Машина медленно пошла по рыхлому грунту, по холмам. Пошла и точно повлекла Стася за собой, он зашагал вслед за нею и остановился лишь тогда, когда машина скрылась за черными бурунами.
Темнело. Едва видимая полоска горизонта растушевывалась, и небо все больше становилось похоже на землю, точно ветер, перепахавший землю, вскопал своими железными лемехами и сухую гладь неба. Стась посмотрел на сине-голубой язычок огня у своих ног — вечно живое пламя выведенного наружу газа, — и этот огонь показался ему немощным в сравнении с белым вихрем, осветившим половину степи, немощным и все-таки живучим — раз устоял в такую бурю... И Стась благодарно взглянул на сине-голубой огонек. Чем-то невидимым он напомнил Стасю золотую жилку, в сущности, ворсинку, на которую человек набредет, переворошив горы грунта, да, тончайшую ворсинку, на которой человек останавливает взгляд, перебрав чуткими своими пальцами горы пряжи: нащупал где-то глубоко под землей эту твердую нить и осторожно вывел и поджег ее край — чтобы был виден и днем и ночью, чтобы не затерялся. Много таких огней горит сегодня в кубанской степи, но вот этот сине-голубой с чуть заметной прозеленью найден Стасем, и он никому его не доверит. И Стась впервые подумал, что в такую темь и хмарь только огонек и может вывести человека на дорогу.
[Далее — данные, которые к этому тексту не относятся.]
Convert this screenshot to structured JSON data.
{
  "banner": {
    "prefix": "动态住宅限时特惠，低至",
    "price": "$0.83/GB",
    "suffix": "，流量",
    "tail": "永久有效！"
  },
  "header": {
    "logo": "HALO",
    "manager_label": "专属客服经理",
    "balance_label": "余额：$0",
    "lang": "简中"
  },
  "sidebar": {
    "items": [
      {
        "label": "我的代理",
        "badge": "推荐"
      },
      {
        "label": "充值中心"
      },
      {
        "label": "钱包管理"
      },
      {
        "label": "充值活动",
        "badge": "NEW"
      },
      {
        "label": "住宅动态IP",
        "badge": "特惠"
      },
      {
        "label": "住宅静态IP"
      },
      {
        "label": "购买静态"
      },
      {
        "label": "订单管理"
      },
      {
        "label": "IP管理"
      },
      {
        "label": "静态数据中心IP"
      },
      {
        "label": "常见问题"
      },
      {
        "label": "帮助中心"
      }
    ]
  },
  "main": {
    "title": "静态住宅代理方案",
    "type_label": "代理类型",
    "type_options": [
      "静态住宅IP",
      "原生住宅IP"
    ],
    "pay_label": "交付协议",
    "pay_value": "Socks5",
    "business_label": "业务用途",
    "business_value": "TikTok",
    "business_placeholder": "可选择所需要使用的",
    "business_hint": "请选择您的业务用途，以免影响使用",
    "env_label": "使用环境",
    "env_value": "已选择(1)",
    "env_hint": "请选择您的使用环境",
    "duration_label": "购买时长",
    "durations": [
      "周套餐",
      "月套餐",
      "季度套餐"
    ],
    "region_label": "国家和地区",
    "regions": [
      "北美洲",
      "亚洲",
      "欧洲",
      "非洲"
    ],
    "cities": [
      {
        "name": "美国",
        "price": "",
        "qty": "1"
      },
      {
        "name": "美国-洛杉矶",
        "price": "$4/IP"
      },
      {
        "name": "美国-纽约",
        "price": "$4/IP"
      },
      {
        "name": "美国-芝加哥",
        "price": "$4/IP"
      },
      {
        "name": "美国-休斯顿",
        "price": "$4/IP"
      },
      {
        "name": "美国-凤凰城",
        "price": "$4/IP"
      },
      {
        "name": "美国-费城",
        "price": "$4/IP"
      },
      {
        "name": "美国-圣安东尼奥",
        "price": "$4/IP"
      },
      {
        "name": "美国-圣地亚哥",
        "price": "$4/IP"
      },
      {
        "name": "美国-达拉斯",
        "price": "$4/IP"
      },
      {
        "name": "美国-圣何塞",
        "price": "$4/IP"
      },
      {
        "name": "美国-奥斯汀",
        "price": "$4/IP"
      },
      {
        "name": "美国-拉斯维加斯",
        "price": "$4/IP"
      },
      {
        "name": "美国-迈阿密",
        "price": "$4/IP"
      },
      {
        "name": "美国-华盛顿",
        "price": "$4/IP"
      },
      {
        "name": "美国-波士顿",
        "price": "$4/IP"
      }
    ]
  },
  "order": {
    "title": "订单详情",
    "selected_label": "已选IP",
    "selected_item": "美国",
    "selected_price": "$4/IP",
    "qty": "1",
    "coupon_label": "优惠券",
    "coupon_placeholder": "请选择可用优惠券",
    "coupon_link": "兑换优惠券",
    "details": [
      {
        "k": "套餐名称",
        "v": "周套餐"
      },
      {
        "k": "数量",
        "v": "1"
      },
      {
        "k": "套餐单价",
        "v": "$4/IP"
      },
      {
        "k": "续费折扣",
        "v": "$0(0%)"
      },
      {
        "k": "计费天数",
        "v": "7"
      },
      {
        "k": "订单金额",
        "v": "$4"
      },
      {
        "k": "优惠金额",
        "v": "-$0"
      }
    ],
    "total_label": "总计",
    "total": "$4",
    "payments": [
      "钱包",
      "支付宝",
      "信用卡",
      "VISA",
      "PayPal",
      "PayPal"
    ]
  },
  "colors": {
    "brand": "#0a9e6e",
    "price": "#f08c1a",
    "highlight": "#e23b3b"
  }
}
Стась взял брезент и, бросив его на землю, присел. Он увидел свои босые ноги, черные от нефти и пыли, в заусеницах и ссадинах, коротко закатанные штаны, когда-то черные, а сейчас желто-серые от жирной пыли, и подумал в какой уже раз: с тех пор как эта странная болезнь сковала Юлю, пропала, безнадежно пропала охота следить за собой. Да и мудрено следить за собой в этой степи, где есть нефть, газ и, может быть, иное чудо, но нет воды, — сколько ни скреби песчаное дно колодца, небогато наберется воды; да и то она отдает тухлым яйцом... Как все-таки хорошо, что ему удалось отговорить ее ехать в степь... Что бы он делал с нею сейчас, хотя Стась и ее понимает, хочет понять: с ним ей будет лучше, может быть, лучше... Да и Галка поможет, она уже большая.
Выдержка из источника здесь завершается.